Los amantes de la micología encontrarán en los pinares cercanos un territorio propicio para la búsqueda de setas en temporada otoñal, aunque siempre con el conocimiento adecuado y respeto por el medio natural.
La gastronomía local bebe de las tradiciones alcarreñas: platos de caza, morteruelo, ajo arriero y los productos de la matanza son protagonistas en las mesas del pueblo. La miel de La Alcarria, con denominación de origen, representa uno de los productos más apreciados de la comarca.
Fiestas y tradiciones
El calendario festivo de Villalba del Rey mantiene vivas las celebraciones tradicionales que marcan el ritmo del año en los pueblos de La Alcarria. Las fiestas patronales se celebran en agosto, coincidiendo con la época estival en la que muchos emigrantes regresan al pueblo. Estas jornadas incluyen actos religiosos, verbenas y actividades populares que reúnen a vecinos y visitantes.
En enero, como en toda Castilla-La Mancha, se celebra San Antón, con la tradicional bendición de animales y hogueras que mantienen viva una costumbre centenaria vinculada al mundo rural.

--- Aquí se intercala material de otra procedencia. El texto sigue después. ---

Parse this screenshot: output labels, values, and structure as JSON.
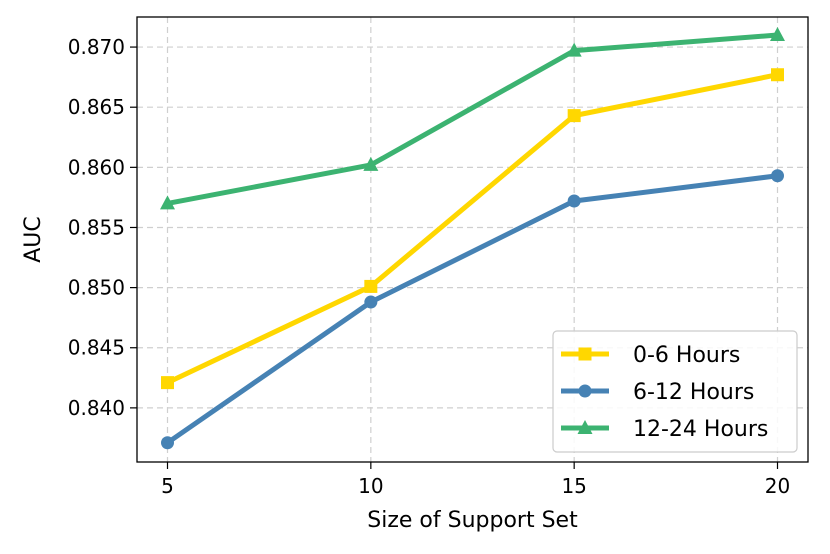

La Semana Santa se vive con recogimiento, manteniendo procesiones y actos litúrgicos que reflejan la religiosidad popular de estos pueblos del interior.
Información práctica
Cómo llegar: Desde Cuenca capital, Villalba del Rey se encuentra a aproximadamente 45 kilómetros por la N-320 en dirección Tarancón y posteriormente tomando el desvío correspondiente. El trayecto dura alrededor de 40 minutos en coche. Desde Madrid, la distancia es de unos 110 kilómetros, accediendo por la A-3 y posteriormente la N-320.
Mejor época para visitar: La primavera y el otoño ofrecen temperaturas agradables para disfrutar del entorno natural y las rutas de senderismo. El verano resulta ideal si se busca disfrutar del embalse, aunque las temperaturas pueden ser elevadas a mediodía. El invierno tiene su encanto para quienes buscan tranquilidad absoluta, aunque conviene ir preparado para el frío.
Consejos útiles: Se recomienda llevar calzado cómodo para caminar, especialmente si se planea explorar el entorno natural. Es aconsejable informarse previamente sobre la disponibilidad de servicios en el pueblo. Para visitar el embalse, conviene conocer los accesos públicos y respetar las normativas de uso del espacio natural.